We visualized how petal length & width help distinguish between species.

📌 Step 2: Loaded the Data

Used scikit-learn to load the Iris dataset and converted it into a pandas DataFrame for easier analysis.

📌 Step 3: Exploratory Data Analysis (EDA)

Checked dataset structure and summary statistics.
Created scatter plots to see how different species group together based on their measurements.

📌 Step 4: Prepared the Data (Train/Test Split)

Split the dataset into training (80%) and test (20%) sets.
Ensured an equal distribution of species in both sets using stratified sampling.

📌 Step 5: Chose & Trained a Model

Selected a Decision Tree Classifier because it’s easy to understand and works well for small datasets.
Trained the model using only the training data.

📌 Step 6: Evaluated the Model

Measured accuracy on the test set (likely 96-100% accuracy).
Used a confusion matrix & classification report to check for misclassifications.

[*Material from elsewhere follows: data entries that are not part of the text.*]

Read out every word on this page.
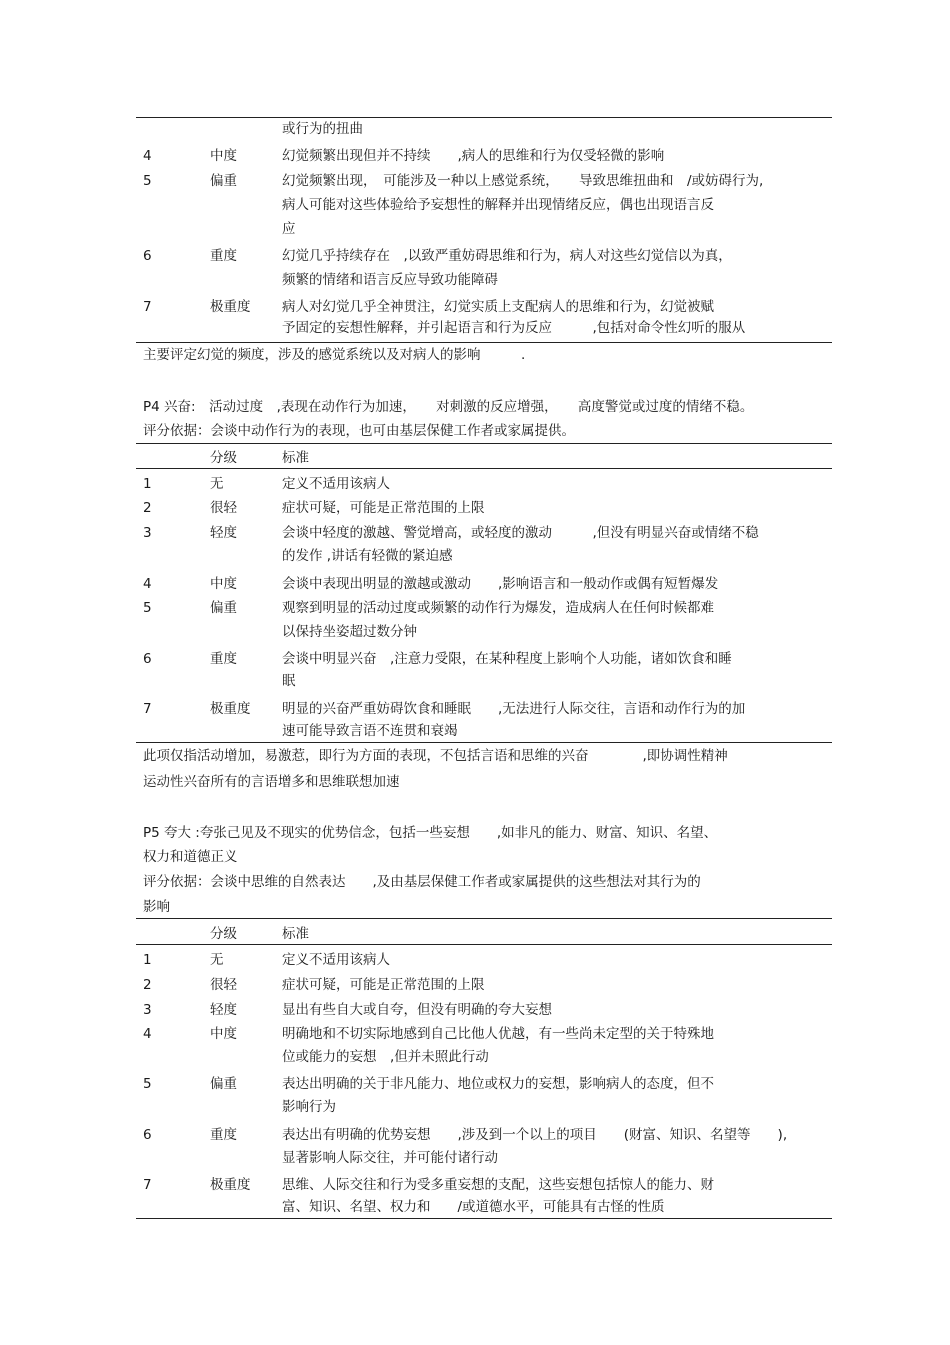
或行为的扭曲
4	中度	幻觉频繁出现但并不持续　　,病人的思维和行为仅受轻微的影响
5	偏重	幻觉频繁出现，　可能涉及一种以上感觉系统，　　导致思维扭曲和　/或妨碍行为,
病人可能对这些体验给予妄想性的解释并出现情绪反应，偶也出现语言反
应
6	重度	幻觉几乎持续存在　,以致严重妨碍思维和行为，病人对这些幻觉信以为真，
频繁的情绪和语言反应导致功能障碍
7	极重度 病人对幻觉几乎全神贯注，幻觉实质上支配病人的思维和行为，幻觉被赋
予固定的妄想性解释，并引起语言和行为反应　　　,包括对命令性幻听的服从
主要评定幻觉的频度，涉及的感觉系统以及对病人的影响　　　.
P4 兴奋:　活动过度　,表现在动作行为加速，　　对刺激的反应增强，　　高度警觉或过度的情绪不稳。
评分依据：会谈中动作行为的表现，也可由基层保健工作者或家属提供。
分级	标准
1	无	定义不适用该病人
2	很轻	症状可疑，可能是正常范围的上限
3	轻度	会谈中轻度的激越、警觉增高，或轻度的激动　　　,但没有明显兴奋或情绪不稳
的发作 ,讲话有轻微的紧迫感
4	中度	会谈中表现出明显的激越或激动　　,影响语言和一般动作或偶有短暂爆发
5	偏重	观察到明显的活动过度或频繁的动作行为爆发，造成病人在任何时候都难
以保持坐姿超过数分钟
6	重度	会谈中明显兴奋　,注意力受限，在某种程度上影响个人功能，诸如饮食和睡
眠
7	极重度 明显的兴奋严重妨碍饮食和睡眠　　,无法进行人际交往，言语和动作行为的加
速可能导致言语不连贯和衰竭
此项仅指活动增加，易激惹，即行为方面的表现，不包括言语和思维的兴奋　　　　,即协调性精神
运动性兴奋所有的言语增多和思维联想加速
P5 夸大 :夸张己见及不现实的优势信念，包括一些妄想　　,如非凡的能力、财富、知识、名望、
权力和道德正义
评分依据：会谈中思维的自然表达　　,及由基层保健工作者或家属提供的这些想法对其行为的
影响
分级	标准
1	无	定义不适用该病人
2	很轻	症状可疑，可能是正常范围的上限
3	轻度	显出有些自大或自夸，但没有明确的夸大妄想
4	中度	明确地和不切实际地感到自己比他人优越，有一些尚未定型的关于特殊地
位或能力的妄想　,但并未照此行动
5	偏重	表达出明确的关于非凡能力、地位或权力的妄想，影响病人的态度，但不
影响行为
6	重度	表达出有明确的优势妄想　　,涉及到一个以上的项目　　(财富、知识、名望等　　),
显著影响人际交往，并可能付诸行动
7	极重度 思维、人际交往和行为受多重妄想的支配，这些妄想包括惊人的能力、财
富、知识、名望、权力和　　/或道德水平，可能具有古怪的性质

📌 Step 7: Used the Model for Predictions

Tested the model on new flower samples.
Created a decision boundary visualization to see how the model classifies different regions.

8.2 What’s Next?

Now that you’ve built your first ML model, here are some ways to take this further:

✅ Try a Different Model – Experiment with k-Nearest Neighbors (KNN), Logistic Regression, or Random Forest to see if they perform better.

✅ Fine-tune the Decision Tree – Adjust hyperparameters like max_depth, min_samples_split, or criterion to optimize performance.

✅ Feature Scaling & Engineering – Some models (like Logistic Regression or SVM) require normalizing features before training.

✅ Cross-Validation – Instead of one train-test split, use K-Fold Cross-Validation to improve model reliability.

✅ Deploy the Model – Turn this into a web app using Flask, Streamlit, or FastAPI to classify new flowers dynamically.

8.3 Final Thoughts

You’ve completed a full machine learning workflow – from data loading and preprocessing to training, evaluating, and visualizing a model.

This is just the beginning! With these fundamentals, you can start applying machine learning to real-world datasets and explore more advanced techniques.